Отец уставился на стол, не веря глазам.

— Ну да, — сказал я, тоже удивленный неожиданной находкой. В сорок пятом отца дома не было, а когда он разобрал столешницу, не было меня: я жил далеко, учился в коллегиуме.

— Леший его знает, с каких он пор тут хранится, — качал головой отец.

— Это он, он, — повторял я; так живо мне все припомнилось. — Тот самый! В сорок пятом его привезли сюда на грузовике. В сорок пятом, к концу зимы…


*

— Взгляни сюда! — приятель мой встал с шезлонга и поманил меня к перилам. — Видишь эти темные пятна? После того, как мой зять, воспользовавшись попутным рейсом, привез мне сюда все восемь досок, я пригласил столяра обстругать их, но в нескольких местах… вот здесь и здесь, видишь?., остались темные, глубоко въевшиеся пятна. А знаешь почему? Это… и вот это — пятна крови!


*

— Я ведь постарше тебя, — продолжил он свой рассказ, — так что в сорок пятом мне было почти шестнадцать. Отца призвали на фронт, и от него больше года не было ни слуху ни духу. Это уж потом мы узнали, что в ту пору он давно находился в плену. Я, можно сказать, остался за главу семьи; матери хватало забот с малолетками — у меня были еще две младшие сестренки и братишка, — да и кроме того, она ходила на поденщину, а я работал на мясокомбинате, который по тем временам считался военным предприятием. А потом к нам придвинулся фронт. Немцы за ночь сдали село, больших боев не было, но ночь мы просидели в погребе; до рассвета во дворе трещали автоматные очереди, потом пальба стихла.
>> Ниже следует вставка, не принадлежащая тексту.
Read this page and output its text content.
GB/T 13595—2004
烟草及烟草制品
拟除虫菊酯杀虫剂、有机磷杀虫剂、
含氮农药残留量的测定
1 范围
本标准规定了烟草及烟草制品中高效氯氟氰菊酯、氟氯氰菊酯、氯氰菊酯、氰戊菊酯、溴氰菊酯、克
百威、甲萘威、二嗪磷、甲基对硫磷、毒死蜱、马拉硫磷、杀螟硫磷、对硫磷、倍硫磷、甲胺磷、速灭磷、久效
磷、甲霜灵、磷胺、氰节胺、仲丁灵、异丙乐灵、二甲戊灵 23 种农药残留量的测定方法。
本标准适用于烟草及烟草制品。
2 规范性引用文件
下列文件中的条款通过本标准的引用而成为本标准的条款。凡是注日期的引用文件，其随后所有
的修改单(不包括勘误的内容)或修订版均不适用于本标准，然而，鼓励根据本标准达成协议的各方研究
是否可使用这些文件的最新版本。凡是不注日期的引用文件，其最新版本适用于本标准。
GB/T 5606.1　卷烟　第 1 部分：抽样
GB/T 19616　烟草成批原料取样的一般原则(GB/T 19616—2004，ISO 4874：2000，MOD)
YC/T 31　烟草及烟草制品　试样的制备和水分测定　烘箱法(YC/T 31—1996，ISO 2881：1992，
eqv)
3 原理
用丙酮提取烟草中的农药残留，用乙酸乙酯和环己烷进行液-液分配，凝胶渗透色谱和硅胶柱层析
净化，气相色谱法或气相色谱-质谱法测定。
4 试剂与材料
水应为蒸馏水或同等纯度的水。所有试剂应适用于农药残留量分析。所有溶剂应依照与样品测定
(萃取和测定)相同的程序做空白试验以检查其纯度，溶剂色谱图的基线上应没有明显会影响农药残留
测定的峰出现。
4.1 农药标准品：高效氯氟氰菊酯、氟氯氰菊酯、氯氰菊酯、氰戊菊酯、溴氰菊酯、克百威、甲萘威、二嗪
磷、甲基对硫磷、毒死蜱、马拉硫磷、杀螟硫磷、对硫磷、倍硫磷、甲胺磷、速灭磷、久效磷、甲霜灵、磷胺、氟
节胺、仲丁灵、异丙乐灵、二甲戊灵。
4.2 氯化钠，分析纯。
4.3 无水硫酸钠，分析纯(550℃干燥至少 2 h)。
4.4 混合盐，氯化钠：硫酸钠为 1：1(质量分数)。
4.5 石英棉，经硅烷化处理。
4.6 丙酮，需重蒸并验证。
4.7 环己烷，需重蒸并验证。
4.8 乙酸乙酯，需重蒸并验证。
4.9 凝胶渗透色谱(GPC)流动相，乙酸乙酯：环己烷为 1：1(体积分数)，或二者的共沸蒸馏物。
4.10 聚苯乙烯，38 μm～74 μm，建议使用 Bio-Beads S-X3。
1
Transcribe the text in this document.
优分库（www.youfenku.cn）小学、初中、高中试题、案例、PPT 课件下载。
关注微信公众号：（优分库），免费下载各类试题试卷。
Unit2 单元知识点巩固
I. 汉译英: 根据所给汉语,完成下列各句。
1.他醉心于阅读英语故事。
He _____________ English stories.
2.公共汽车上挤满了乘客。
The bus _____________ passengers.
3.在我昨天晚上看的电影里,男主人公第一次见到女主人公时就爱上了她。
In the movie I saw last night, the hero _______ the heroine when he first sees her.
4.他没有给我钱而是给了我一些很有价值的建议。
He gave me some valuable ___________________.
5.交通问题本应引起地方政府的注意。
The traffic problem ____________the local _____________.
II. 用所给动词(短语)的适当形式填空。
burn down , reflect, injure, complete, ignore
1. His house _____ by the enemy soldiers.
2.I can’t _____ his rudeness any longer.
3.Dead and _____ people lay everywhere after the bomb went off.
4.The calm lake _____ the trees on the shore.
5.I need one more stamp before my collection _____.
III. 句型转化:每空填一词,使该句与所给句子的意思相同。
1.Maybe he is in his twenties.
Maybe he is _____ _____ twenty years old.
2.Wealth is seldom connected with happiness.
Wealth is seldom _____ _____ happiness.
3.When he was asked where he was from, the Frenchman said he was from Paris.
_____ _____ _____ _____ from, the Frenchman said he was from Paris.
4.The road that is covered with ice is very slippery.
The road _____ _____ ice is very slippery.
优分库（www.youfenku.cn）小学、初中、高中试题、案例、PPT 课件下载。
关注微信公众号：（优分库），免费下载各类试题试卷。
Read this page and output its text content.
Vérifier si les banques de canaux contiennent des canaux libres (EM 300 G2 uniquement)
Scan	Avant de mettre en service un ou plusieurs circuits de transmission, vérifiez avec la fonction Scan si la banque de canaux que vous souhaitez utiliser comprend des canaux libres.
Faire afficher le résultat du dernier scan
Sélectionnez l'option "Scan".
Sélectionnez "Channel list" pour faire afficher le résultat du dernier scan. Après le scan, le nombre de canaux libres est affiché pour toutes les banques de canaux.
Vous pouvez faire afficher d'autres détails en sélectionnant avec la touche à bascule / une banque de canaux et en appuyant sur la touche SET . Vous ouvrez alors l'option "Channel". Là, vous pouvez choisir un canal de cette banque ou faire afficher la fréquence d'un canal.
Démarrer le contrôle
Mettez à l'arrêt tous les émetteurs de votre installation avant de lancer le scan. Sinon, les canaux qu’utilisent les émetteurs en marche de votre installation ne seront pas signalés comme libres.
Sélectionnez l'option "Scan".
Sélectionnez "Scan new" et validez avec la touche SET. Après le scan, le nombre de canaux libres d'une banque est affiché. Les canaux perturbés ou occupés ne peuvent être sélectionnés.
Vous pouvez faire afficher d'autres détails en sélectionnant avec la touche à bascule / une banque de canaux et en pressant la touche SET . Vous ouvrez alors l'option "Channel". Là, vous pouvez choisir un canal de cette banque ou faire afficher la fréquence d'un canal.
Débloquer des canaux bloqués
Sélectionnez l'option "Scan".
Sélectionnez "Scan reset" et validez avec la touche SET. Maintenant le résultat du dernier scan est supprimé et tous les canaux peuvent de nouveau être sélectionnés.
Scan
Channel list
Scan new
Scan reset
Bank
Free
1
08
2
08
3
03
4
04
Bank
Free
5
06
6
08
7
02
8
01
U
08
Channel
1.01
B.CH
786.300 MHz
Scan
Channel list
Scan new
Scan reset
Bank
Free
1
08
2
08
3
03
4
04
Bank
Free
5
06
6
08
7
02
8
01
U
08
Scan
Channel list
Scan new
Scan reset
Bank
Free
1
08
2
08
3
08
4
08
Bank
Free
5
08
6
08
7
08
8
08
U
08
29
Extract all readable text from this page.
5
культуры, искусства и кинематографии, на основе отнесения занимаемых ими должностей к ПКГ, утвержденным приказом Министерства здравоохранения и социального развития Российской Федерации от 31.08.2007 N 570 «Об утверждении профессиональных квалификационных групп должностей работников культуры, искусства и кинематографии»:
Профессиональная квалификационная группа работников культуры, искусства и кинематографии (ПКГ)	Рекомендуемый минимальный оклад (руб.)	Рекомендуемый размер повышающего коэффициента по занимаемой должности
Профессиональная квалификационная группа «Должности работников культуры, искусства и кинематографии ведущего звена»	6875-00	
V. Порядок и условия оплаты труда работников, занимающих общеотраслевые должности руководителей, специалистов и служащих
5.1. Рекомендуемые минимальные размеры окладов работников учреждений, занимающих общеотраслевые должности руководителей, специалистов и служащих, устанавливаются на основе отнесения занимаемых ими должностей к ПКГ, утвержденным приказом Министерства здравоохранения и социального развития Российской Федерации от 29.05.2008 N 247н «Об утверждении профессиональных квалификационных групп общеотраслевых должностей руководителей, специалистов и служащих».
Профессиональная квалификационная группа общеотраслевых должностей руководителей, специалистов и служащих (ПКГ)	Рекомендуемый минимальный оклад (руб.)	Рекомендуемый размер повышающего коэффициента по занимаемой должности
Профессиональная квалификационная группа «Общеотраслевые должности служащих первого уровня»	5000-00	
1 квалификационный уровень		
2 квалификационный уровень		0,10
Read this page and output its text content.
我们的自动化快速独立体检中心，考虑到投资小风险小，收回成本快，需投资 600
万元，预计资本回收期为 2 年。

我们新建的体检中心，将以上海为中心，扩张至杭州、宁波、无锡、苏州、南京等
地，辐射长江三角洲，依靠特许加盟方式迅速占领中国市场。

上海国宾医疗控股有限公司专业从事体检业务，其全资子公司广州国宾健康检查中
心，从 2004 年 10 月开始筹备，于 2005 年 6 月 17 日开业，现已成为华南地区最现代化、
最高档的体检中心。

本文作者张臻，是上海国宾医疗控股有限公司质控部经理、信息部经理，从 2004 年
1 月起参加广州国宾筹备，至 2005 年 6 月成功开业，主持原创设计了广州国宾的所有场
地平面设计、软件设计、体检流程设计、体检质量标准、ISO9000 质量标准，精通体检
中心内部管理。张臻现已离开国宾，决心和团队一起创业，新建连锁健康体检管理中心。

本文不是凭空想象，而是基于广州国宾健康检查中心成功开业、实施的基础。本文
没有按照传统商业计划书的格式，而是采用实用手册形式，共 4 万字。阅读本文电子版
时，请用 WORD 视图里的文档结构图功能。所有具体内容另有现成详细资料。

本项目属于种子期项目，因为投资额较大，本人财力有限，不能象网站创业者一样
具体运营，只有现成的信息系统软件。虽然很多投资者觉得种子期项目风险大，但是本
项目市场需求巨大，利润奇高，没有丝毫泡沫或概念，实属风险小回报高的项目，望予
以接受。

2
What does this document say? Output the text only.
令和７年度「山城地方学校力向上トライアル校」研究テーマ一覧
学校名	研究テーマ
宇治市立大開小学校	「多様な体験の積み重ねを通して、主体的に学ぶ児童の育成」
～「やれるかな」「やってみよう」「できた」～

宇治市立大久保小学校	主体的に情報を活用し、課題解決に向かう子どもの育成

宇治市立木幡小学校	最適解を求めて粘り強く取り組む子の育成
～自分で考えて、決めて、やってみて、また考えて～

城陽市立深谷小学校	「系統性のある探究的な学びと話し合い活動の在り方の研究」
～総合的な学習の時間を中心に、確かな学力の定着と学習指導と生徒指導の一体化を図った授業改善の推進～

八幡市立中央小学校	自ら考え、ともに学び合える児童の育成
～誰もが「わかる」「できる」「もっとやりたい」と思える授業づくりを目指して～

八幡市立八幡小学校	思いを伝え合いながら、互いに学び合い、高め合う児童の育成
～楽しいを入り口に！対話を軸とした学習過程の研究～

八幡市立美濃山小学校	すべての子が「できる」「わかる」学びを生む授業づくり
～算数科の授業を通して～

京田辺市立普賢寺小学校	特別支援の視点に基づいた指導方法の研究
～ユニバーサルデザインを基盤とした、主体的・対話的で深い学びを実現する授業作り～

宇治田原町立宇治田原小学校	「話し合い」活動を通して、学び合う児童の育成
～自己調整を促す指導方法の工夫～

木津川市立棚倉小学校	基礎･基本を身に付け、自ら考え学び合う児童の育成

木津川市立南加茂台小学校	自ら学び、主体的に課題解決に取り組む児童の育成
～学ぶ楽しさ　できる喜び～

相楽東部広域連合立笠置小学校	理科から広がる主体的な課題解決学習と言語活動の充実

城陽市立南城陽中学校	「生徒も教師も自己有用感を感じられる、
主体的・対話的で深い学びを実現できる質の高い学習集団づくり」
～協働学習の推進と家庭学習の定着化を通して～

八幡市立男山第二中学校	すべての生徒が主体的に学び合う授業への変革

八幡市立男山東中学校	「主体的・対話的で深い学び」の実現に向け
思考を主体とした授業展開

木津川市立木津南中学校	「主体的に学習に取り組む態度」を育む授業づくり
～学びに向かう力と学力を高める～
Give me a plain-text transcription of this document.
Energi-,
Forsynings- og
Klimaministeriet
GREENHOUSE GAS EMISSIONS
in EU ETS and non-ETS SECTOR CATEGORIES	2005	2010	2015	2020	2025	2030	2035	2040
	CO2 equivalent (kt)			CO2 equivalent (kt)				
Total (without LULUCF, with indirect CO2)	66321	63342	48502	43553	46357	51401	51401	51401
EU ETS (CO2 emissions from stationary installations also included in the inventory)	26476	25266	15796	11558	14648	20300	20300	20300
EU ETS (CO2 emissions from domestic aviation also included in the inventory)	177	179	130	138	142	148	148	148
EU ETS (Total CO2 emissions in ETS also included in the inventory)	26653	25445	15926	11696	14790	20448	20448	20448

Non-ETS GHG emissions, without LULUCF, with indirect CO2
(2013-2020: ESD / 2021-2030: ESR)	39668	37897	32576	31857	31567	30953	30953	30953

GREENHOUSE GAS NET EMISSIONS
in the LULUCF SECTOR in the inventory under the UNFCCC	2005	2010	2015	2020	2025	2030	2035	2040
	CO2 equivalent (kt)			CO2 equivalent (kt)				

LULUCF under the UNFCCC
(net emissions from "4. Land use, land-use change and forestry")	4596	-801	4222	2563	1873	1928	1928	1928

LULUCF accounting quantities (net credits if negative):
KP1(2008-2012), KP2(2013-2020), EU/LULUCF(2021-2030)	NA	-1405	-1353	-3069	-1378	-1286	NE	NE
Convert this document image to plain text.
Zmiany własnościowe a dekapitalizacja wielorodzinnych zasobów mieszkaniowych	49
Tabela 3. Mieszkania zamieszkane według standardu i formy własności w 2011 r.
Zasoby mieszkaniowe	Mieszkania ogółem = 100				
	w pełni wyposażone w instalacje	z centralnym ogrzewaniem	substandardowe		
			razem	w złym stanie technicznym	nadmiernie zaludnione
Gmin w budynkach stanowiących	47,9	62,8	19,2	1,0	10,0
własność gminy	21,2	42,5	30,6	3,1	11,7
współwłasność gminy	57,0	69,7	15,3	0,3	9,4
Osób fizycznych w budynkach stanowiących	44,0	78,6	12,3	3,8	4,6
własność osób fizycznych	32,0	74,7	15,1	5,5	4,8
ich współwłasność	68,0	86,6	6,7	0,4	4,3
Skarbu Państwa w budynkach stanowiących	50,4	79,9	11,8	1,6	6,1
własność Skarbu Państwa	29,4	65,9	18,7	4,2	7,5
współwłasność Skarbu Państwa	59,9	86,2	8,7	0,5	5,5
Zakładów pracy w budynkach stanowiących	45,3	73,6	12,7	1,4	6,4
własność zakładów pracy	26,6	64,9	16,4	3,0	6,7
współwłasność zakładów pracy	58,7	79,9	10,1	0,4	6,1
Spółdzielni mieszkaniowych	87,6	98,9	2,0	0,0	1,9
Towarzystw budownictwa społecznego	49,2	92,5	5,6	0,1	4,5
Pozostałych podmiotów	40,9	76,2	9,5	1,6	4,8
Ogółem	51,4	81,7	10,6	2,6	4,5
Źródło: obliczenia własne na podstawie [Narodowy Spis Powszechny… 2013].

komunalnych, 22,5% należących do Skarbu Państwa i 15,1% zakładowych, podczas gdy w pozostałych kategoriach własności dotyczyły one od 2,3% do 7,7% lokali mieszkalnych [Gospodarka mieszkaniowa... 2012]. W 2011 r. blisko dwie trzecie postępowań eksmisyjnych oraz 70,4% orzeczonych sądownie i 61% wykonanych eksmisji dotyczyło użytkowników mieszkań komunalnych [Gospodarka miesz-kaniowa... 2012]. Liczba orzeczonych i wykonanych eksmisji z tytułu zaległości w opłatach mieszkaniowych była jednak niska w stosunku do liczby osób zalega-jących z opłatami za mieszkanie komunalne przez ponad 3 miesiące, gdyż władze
Позднее в наступившей тишине мы услышали скрежет танковых гусениц, шум грузовиков и возгласы русских солдат. Уже совсем развиднелось, когда в дверь погреба громко забарабанили; мать открыла и показала солдатам, что, кроме нее с детишками, тут никого нет. Малышня цеплялась за материну юбку, а последним вышел на волю я. Обут я был в казенные башмаки, сам — рослый не по годам, и солдат ткнул в меня пальцем, решив, что я дезертировал и скрываюсь тут. Недоразумение сразу же выяснилось, однако меня не отпустили, а велели работать; я увидел, что во дворе у нас стоит грузовик с красным крестом, и из него, из-под брезента, выносят раненых. Солдаты — среди них были и женщины — таскали в дом тяжелые ящики, и мне велели им помогать. На воротах у нас повесили какую-то табличку: словом, в нашем доме разместился перевязочный пункт.

Всю мебель, какая была в доме, пришлось перенести в летнюю кухню и в чулан. Потом я натаскал в комнаты соломы; солому застелили плащ-палатками, а сверху покрыли простынями, и через несколько часов полевой госпиталь работал вовсю.

На лежачие места положили несколько бойцов, только что раненных, но и с более отдаленных участков фронта привозили солдат с огнестрельными ранами, в пропитанных кровью бинтах.

Немного погодя к дому подкатила легковушка, оттуда выскочили офицеры, и среди них высокий черноусый капитан — как потом оказалось, капитан медицинской службы — в накинутой на плечи шинели; все остальные не отставали от него ни на шаг, пока он осматривался на новом месте. Капитан отдал какие-то распоряжения и повернул к соседнему дому, который выделили ему для постоя.

Санитары действовали привычно и слаженно. Матери велено было согреть котел. «Нужна горячая вода», — распорядилась молодая пухленькая девушка в военной форме — как мы сообразили, что-то вроде старшей фельдшерицы в медсанчасти. Она попросила таз и корыто; санитары тоже привезли с собой необходимое оборудование — разные сосуды и склянки. Под операционную была выделена кухня. Она у нас была и правда просторная: отец когда-то снес стену, отделявшую кухню от кладовки, и за счет этого увеличил кухню. Пол в кухне был залит цементом; и пол, и большущую столешницу, которую притащили с грузовика двое солдат, матери приказано было отскоблить дочиста и вымыть горячей водой с хлоркой. Когда столешница просохла, ее положили на два наших стола размером поменьше и застелили белыми простынями. Так был оборудован операционный стол, и после обеда на нем уже оперировали раненого бойца-киргиза.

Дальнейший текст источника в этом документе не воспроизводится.